A escola, que atendia a Educação Infantil, foi fundada em cima de uma área que era utilizada como praça e campo de futebol pela comunidade do local. A exata nomenclatura usada pelos moradores para nomear a área é “Favela da Galinha” ou “Favelinha”, que é a região de casas e comércio construídas em fileira à beira de um rio e da Avenida Pastor Martin Luther King Júnior (antiga Automóvel Clube) e não consta dos registros da XIIª Região Administrativa (R.A.).

Nos anos de funcionamento desta escola, tinha-se uma entrada em forma de beco da avenida até o centro da favela, onde ficava a escola, mas, nos dias de hoje essa entrada está fechada com outras construções, dificultando o acesso. Ao pesquisar o endereço da escola (Praça 13 de Julho – Engenho da Rainha) em plataformas de pesquisa, como o Google Maps, não é possível acha-lo (como se o endereço nuca tivesse existido). Tampouco consegue-se visualizar a localização pelo Google Street – só se vê a fachada próxima a avenida. A única forma de ver o local foi através das imagens de satélite.

Ao pesquisar mais sobre a escola, não se encontra menções nos sites da Prefeitura, nem na Secretaria Municipal de Educação, nem imagens da localidade. O único documento encontrado que tem alguma menção é o Decreto Nº 28959 de 2008, que alterou as denominações e as designações das U.As (Unidades Administrativas) Casas da Criança da Secretaria Municipal de Educação – SME, se tornando Escola Municipal Engenho da Rainha.

Para sabermos mais sobre a história e a importância dessa escola vamos trazer o relato da professora aposentada Lucilene (nome fictício), 57, que foi diretora dessa Escola de 1993 até 2009. Em 1985, ela entrou para o município do Rio de Janeiro através de concurso público para P2, após ter se formado no Curso Normal. Posteriormente cursou Faculdade de Pedagogia, em 1989, e uma pós-graduação em Psicopedagogia, no início dos anos 2000, porém não finalizada. Grande parte de sua carreira foi como  professora de escola pública, atuando com Educação Infantil e Ensino Fundamental I, porém, após tantos anos em sala de aula, estava pensando em mudar para a área administrativa.

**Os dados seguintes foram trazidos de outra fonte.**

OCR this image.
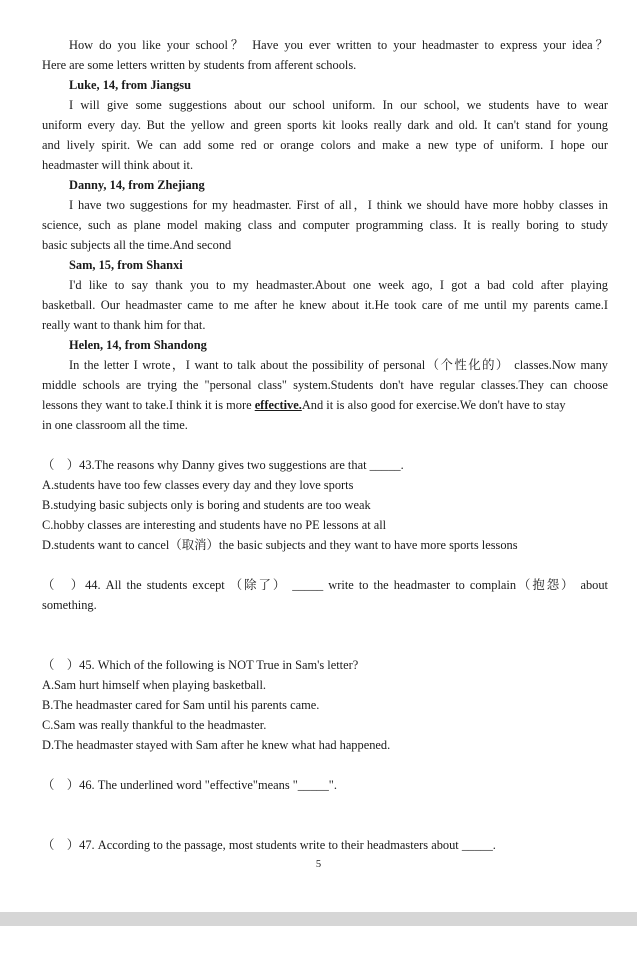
How do you like your school？ Have you ever written to your headmaster to express your idea？
Here are some letters written by students from afferent schools.
Luke, 14, from Jiangsu
I will give some suggestions about our school uniform. In our school, we students have to wear
uniform every day. But the yellow and green sports kit looks really dark and old. It can't stand for young
and lively spirit. We can add some red or orange colors and make a new type of uniform. I hope our
headmaster will think about it.
Danny, 14, from Zhejiang
I have two suggestions for my headmaster. First of all，I think we should have more hobby classes in
science, such as plane model making class and computer programming class. It is really boring to study
basic subjects all the time.And second
Sam, 15, from Shanxi
I'd like to say thank you to my headmaster.About one week ago, I got a bad cold after playing
basketball. Our headmaster came to me after he knew about it.He took care of me until my parents came.I
really want to thank him for that.
Helen, 14, from Shandong
In the letter I wrote，I want to talk about the possibility of personal（个性化的） classes.Now many
middle schools are trying the "personal class" system.Students don't have regular classes.They can choose
lessons they want to take.I think it is more effective.And it is also good for exercise.We don't have to stay
in one classroom all the time.
（　）43.The reasons why Danny gives two suggestions are that _____.
A.students have too few classes every day and they love sports
B.studying basic subjects only is boring and students are too weak
C.hobby classes are interesting and students have no PE lessons at all
D.students want to cancel（取消）the basic subjects and they want to have more sports lessons
（　）44. All the students except （除了） _____ write to the headmaster to complain（抱怨） about
something.
（　）45. Which of the following is NOT True in Sam's letter?
A.Sam hurt himself when playing basketball.
B.The headmaster cared for Sam until his parents came.
C.Sam was really thankful to the headmaster.
D.The headmaster stayed with Sam after he knew what had happened.
（　）46. The underlined word "effective"means "_____".
（　）47. According to the passage, most students write to their headmasters about _____.
5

Sua chegada para trabalhar na Escola é um acontecimento um tanto curioso. De acordo com a professora, uma colega de trabalho havia sido chamada para ser Diretora Adjunta em nessa escola e estavam precisando de uma Professora Orientadora, e ela a indicou.

Chegando lá, com poucos dias de trabalho, houve um conflito de ordem pessoal e administrativa entre diretora e adjunta, e uma delas – não se sabe bem qual – foi pedir apoio à chefia da comunidade. Pouco tempo depois, a Diretora foi ameaçada e saiu da escola.

Nesse contexto, a adjunta se tornou diretora, e Lucilene, que era Professora Orientadora (PO), teve que se tornar adjunta. Entretanto, poucos dias depois, a nova diretora entrou em uma situação de desacordo com a comunidade e também foi expulsa. Com isso, a adjunta teve que assumir, e a nova PO se tornou a adjunta.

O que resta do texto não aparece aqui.